Curious case of hating nick (not really)

Expanding on a thought I had during PB2.

While researching and eventually writing about my chosen critic (Nick Pinkerton) I found myself going through a minor crisis.

After reading an interview featuring Pinkerton online I came to the firm opinion that I thought this writer was an absolute tool. Anyone who so comfortably refers to themselves as a ‘cult (anything)’ or in this very specific case a ‘critic’s critic’ automatically loses my respect. From there I read a series of his articles and reviews on a number of different publications and with every word my dissent grew.

Hello, Mr. Pinkerton

This then got me thinking about why I had grown to hate a critic who I usually read religiously.

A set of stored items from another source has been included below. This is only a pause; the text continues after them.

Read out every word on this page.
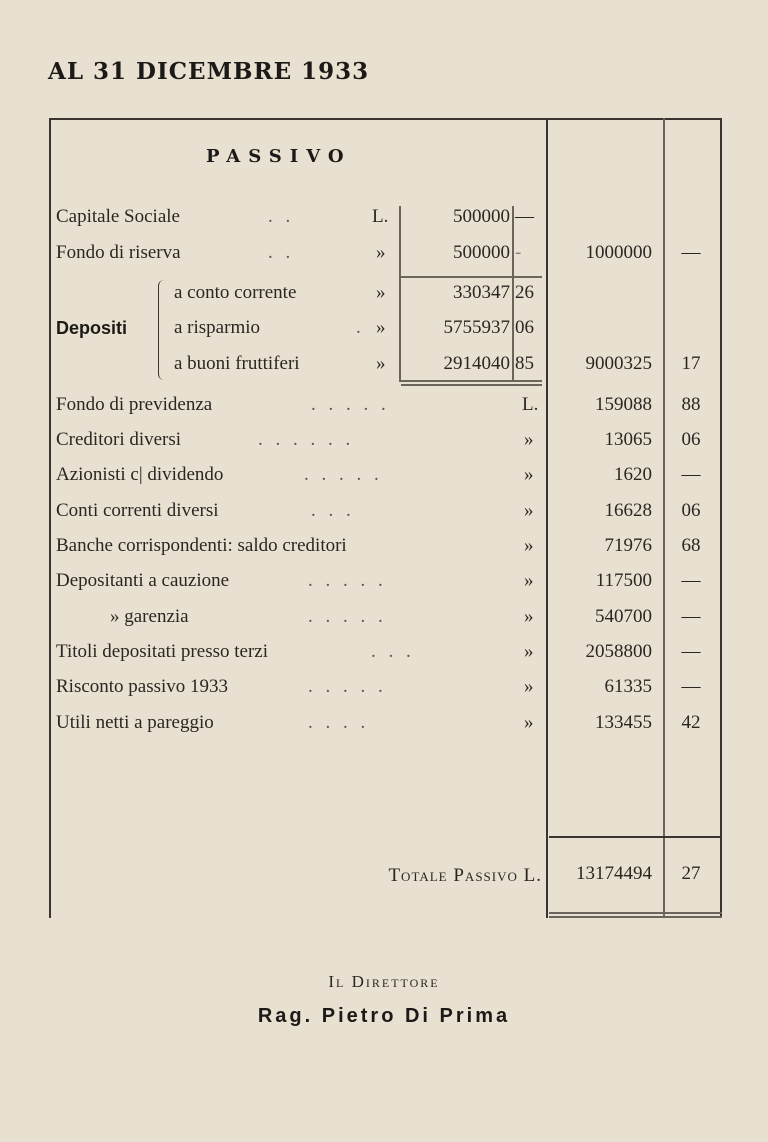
AL 31 DICEMBRE 1933
PASSIVO
Capitale Sociale	. .	L.	500000 —
Fondo di riserva	. .	»	500000 -	1000000	—
Depositi
a conto corrente	»	330347 26
a risparmio	. »	5755937 06
a buoni fruttiferi	»	2914040 85	9000325	17
Fondo di previdenza	. . . . .	L.	159088	88
Creditori diversi	. . . . . .	»	13065	06
Azionisti c| dividendo	. . . . .	»	1620	—
Conti correnti diversi	. . .	»	16628	06
Banche corrispondenti: saldo creditori	»	71976	68
Depositanti a cauzione	. . . . .	»	117500	—
» garenzia	. . . . .	»	540700	—
Titoli depositati presso terzi	. . .	»	2058800	—
Risconto passivo 1933	. . . . .	»	61335	—
Utili netti a pareggio	. . . .	»	133455	42
Totale Passivo L. 13174494	27
Il Direttore
Rag. Pietro Di Prima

To answer this question I decided to take a step back from Nick and read some other critics’s work. Firstly, I read a Guardian review on Dunkirk and was thoroughly unimpressed, I then went on to read a Roger Ebert article on Neruda and again left the article with nothing. Finally I went to my old faithful Mubi and read the review for 20th Century Woman. I thought this review was the most tedious out of the three and left me in incredibly low spirits.

From there I went into a state of further re-evaluation. I was again left facing more internal questions.

Why don’t I like anything?

Do I even like cinema?

After further time deliberating and watching more films I realised that I had been sitting on the answer the entire time.  In my research this week for all three of my subjects at (Popular Cinema, Aus Cinama, EAC) the word cinephile had popped up a lot more then usual. I’d read that Pinkerton is a cinephile, every third person’s bio on Mubi contains the word cinephile and someone in my aus cinema class had the audacity to call themselves a cinephile, and yet I who very much want to spend my life in the cinema industry shy away from the word.

Why?

To me a cinephile is someone with an extraordinary knowledge of film, someone who would thinks Fellini is overrated, someone who literally lives and breathes cinema. I then concluded that reading this word filled me not with hate but with another one the seven deadly sins, this one being envy.

With this in mind I decided to go back and finish off the task Nick and I had started.  I started to enjoy his critiques again and funnily enough started to agree with wverything he was saying. I even started to turn a blind eye to the obvious self congratulatory tone that he writes with.

I fell back in love.

p.s

From all account I’ve heard Nick Pinkerton is a total piece of work.